Miroirs identitaires
On sait le caractère relatif, et même autobiographique, de toute tentative dans le domaine de l’historiographie. Personne ne peut s’évader de son présent. Vérité de la Palice, mais qui mérite d’être répétée : nous sommes tous conditionnés par notre époque, et, ce qui est encore plus poignant, nous sommes les prisonniers de notre propre micro-milieu historique, social et idéologique. Et moi ? Echapperais-je au sort de subjectivisme historique ? Bien sûr que non ! Ayant été élevée dans le système éducatif grec, un système d’un héllénocentrisme outrancier, je salue avec enthousiasme toute violation des orthodoxies nationales et religieuses, sous le signe desquelles je fus introduite à cet autre univers : le royaume des morts – le passé. Pour l’écolier grec, l’Histoire commence avec l’antiquité grecque qui se termine avec les conquêtes d’Alexandre. De là on saute à Constantin, qui, avec sa conversion au christianisme, inaugure la période byzantine dont la gloire s’étend jusqu’en 1453 (…) Et les années passées à Oxford m’ont légué une certaine loyauté envers quelques aspects du modèle anglo-saxon de l’Antiquité tardive…
L’imaginaire invisible
Ce glissement d’un univers anthropocentrique à un monde théocentrique est illustré de manière on ne peut plus frappante par la métamorphose du paysage urbain : à la multiplicité de petites et grandes cités, où l’aménagement de l’espace vital trahit le culte du corps et de l’esprit humain, succède la cité unique avec ses magnifiques monuments, symboles de la majesté du Dieu unique et son représentant terrestre, le basileus ou le calife. (…) Et comme dans les mosquées, de même dans les églises, on trouve de plus en plus ces tribunes élevées d’où le prédicateur adresse ses instructions à la masse uniforme des fidèles. Comment en est-on arrivé là, à la voix unique adressée à une humanité volontairement (ou, peut-être, seulement en apparence) écrasée ?

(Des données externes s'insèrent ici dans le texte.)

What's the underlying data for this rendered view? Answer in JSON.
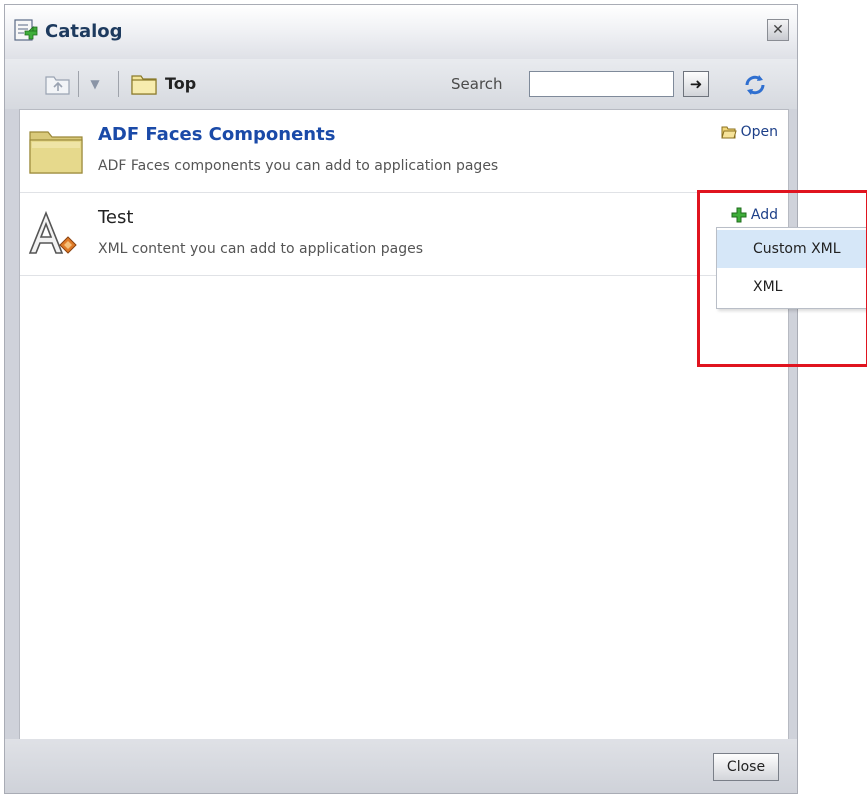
{
  "dialog": {
    "title": "Catalog",
    "close_label": "Close",
    "icons": {
      "title": "catalog-add-icon",
      "window_close": "close-icon"
    }
  },
  "toolbar": {
    "icons": {
      "up": "up-folder-icon",
      "dropdown": "chevron-down-icon",
      "location": "folder-icon",
      "go": "arrow-right-icon",
      "refresh": "refresh-icon"
    },
    "location": "Top",
    "search_label": "Search",
    "search_value": ""
  },
  "items": [
    {
      "title": "ADF Faces Components",
      "description": "ADF Faces components you can add to application pages",
      "action": "Open",
      "icon": "folder-icon",
      "action_icon": "open-folder-icon"
    },
    {
      "title": "Test",
      "description": "XML content you can add to application pages",
      "action": "Add",
      "icon": "xml-content-icon",
      "action_icon": "plus-icon"
    }
  ],
  "add_menu": {
    "items": [
      "Custom XML",
      "XML"
    ],
    "highlighted": "Custom XML"
  },
  "colors": {
    "accent_link": "#1a4aa8",
    "highlight_box": "#e0141f",
    "menu_highlight": "#d6e7f8"
  }
}
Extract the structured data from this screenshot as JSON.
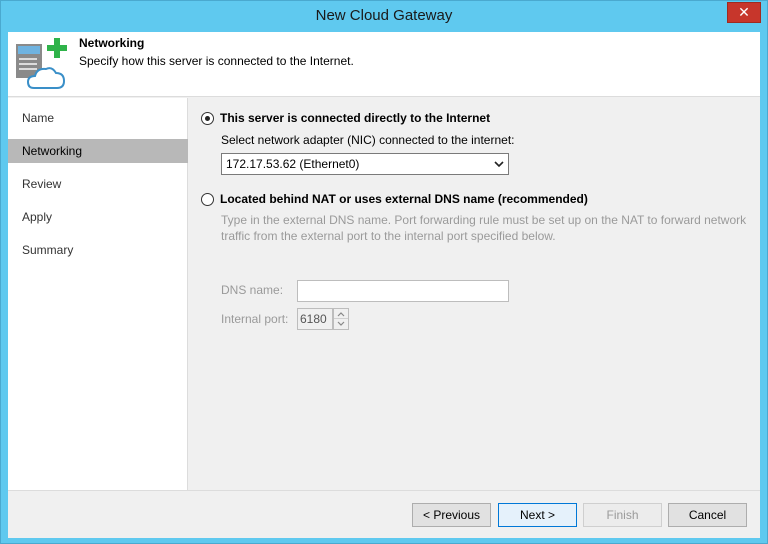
{
  "window": {
    "title": "New Cloud Gateway",
    "close_glyph": "✕"
  },
  "header": {
    "title": "Networking",
    "subtitle": "Specify how this server is connected to the Internet.",
    "icon": "server-cloud-add-icon"
  },
  "sidebar": {
    "items": [
      {
        "label": "Name",
        "active": false
      },
      {
        "label": "Networking",
        "active": true
      },
      {
        "label": "Review",
        "active": false
      },
      {
        "label": "Apply",
        "active": false
      },
      {
        "label": "Summary",
        "active": false
      }
    ]
  },
  "main": {
    "option_direct": {
      "label": "This server is connected directly to the Internet",
      "checked": true
    },
    "nic_label": "Select network adapter (NIC) connected to the internet:",
    "nic_value": "172.17.53.62 (Ethernet0)",
    "option_nat": {
      "label": "Located behind NAT or uses external DNS name (recommended)",
      "checked": false
    },
    "nat_desc_line1": "Type in the external DNS name. Port forwarding rule must be set up on the NAT to forward network",
    "nat_desc_line2": "traffic from the external port to the internal port specified below.",
    "dns_label": "DNS name:",
    "dns_value": "",
    "port_label": "Internal port:",
    "port_value": "6180"
  },
  "footer": {
    "previous": "< Previous",
    "next": "Next >",
    "finish": "Finish",
    "cancel": "Cancel"
  },
  "colors": {
    "frame": "#5fc9ef",
    "close": "#c7362b",
    "selection": "#b8b8b8"
  }
}
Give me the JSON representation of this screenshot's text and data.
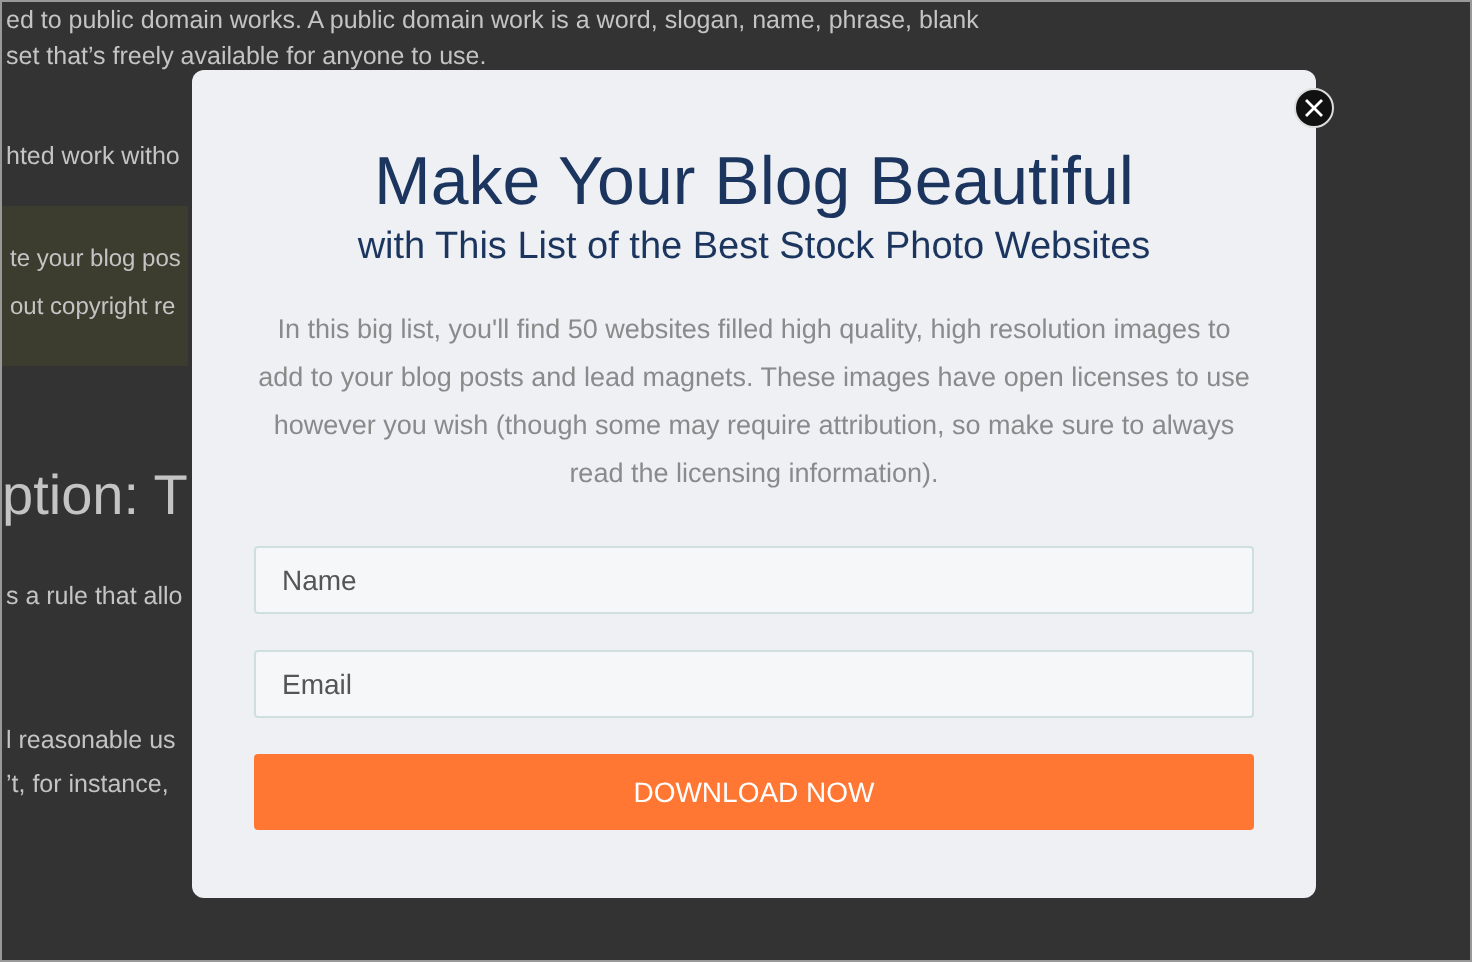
{
  "background_article": {
    "lines": [
      {
        "kind": "text",
        "text": "ed to public domain works. A public domain work is a word, slogan, name, phrase, blank"
      },
      {
        "kind": "text",
        "text": "set that’s freely available for anyone to use."
      },
      {
        "kind": "text",
        "text": "hted work witho"
      },
      {
        "kind": "callout",
        "lines": [
          "te your blog pos",
          "out copyright re"
        ]
      },
      {
        "kind": "heading",
        "text": "ption: T"
      },
      {
        "kind": "text",
        "text": "s a rule that allo"
      },
      {
        "kind": "text",
        "text": "l reasonable us"
      },
      {
        "kind": "text",
        "text": "’t, for instance,"
      }
    ]
  },
  "popup": {
    "title": "Make Your Blog Beautiful",
    "subtitle": "with This List of the Best Stock Photo Websites",
    "description": "In this big list, you'll find 50 websites filled high quality, high resolution images to add to your blog posts and lead magnets. These images have open licenses to use however you wish (though some may require attribution, so make sure to always read the licensing information).",
    "fields": [
      {
        "placeholder": "Name"
      },
      {
        "placeholder": "Email"
      }
    ],
    "button": "DOWNLOAD NOW"
  }
}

Cette capitulation de la volonté individuelle, qui va souvent jusqu’à l’effacement total du moi, ce changement d’humeur et de ton dans la collectivité ne pourrait pas être plus fidèlement rendu que par le terme qui couronne toute cette ère : islam, à savoir ‘soumission’.
Périodisation de l’Antiquité tardive
D’où embarquerons-nous, où espérons-nous débarquer lors de cette aventure ? Je propose deux cités, où plutôt deux sites, emblématiques. Rome en 250, avec l’Empereur Dèce et Eusèbe de Césarée comme port d’embarquement ; Constantinople en 553, avec l’Empereur Justinien et le cadavre d’Origène comme port de destination.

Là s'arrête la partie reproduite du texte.